Yes, he does! Playing that show in one of the bands was none other than Todd Sucherman. So, we meet there, but he doesn’t at first speak to me because he figures I only speak French, as he heard me do at the Montreal show when I warmed up for Styx. I speak French okay, but I do speak English and finally we start talking and he mentions how he remembers me from that Montreal show. Nice guy, nice chat and we go on our separate ways after the gig.

Todd goes back to the Styx camp and as the guys are talking about a replacement, when my name is floated, Todd says, “I just saw that guy in England.”

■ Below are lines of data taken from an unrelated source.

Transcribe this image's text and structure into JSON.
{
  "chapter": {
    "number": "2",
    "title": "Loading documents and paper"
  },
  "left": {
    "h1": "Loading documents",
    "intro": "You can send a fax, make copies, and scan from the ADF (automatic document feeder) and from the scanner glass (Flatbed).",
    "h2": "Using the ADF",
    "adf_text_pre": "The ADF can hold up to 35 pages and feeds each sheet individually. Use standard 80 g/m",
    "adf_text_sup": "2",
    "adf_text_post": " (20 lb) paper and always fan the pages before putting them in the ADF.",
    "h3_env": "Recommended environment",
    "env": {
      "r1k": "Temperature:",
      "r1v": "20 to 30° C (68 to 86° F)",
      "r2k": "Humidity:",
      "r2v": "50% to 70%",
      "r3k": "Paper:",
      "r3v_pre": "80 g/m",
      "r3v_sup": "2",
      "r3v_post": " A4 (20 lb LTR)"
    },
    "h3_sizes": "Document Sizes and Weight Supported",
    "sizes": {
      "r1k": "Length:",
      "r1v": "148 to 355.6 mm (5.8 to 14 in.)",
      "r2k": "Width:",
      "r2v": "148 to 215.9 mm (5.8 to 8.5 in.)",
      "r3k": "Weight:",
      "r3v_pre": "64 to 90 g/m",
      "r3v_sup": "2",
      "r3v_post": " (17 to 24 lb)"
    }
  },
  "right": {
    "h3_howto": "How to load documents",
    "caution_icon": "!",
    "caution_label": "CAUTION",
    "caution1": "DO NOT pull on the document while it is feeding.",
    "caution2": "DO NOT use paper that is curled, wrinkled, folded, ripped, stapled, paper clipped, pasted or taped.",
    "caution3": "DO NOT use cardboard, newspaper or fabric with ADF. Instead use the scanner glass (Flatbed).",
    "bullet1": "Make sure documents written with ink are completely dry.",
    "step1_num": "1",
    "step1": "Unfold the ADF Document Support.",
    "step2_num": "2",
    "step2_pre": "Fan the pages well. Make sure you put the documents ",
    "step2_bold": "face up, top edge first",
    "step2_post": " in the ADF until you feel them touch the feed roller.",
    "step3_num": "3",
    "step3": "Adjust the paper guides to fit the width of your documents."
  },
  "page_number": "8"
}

Still, I am wearing my solo hat, not even knowing any of this is going on behind-the-scenes. Long story short, I eventually do get a call and go over to meet the guys at Tommy’s house. They all remember me and it seems from even that first minute we are sympatico. When we start playing it seems to us all that they might have chosen the right guy and it feels to me like the universe might be telling me something, to indeed put down my solo hat and join this legendary band.

Todd remarked at the time, “Hey, the first three times I met you was in three different countries!”

So, you and Styx were kind of a good match from the jump, huh?  

Well, I’ll tell you, before we even played our first show, we were all on stage playing and J.Y. stretched out his arms, which is quite a big stretch actually, smiled, and in that particular Chicago accent of his he said, “I’m extremely confident that this is gonna work out,” and that became our mantra then for those first few weeks, months, and then a year that we were all playing together.

And this many years later?  

The fruition of this last record, combined with what we do at our live show, and this amazing company I keep, we have managed to keep such focus and creativity, from in the studio and onstage that time. It’s been proven in the integrity of what we seem to be able to keep delivering where we time and again find our testing ground.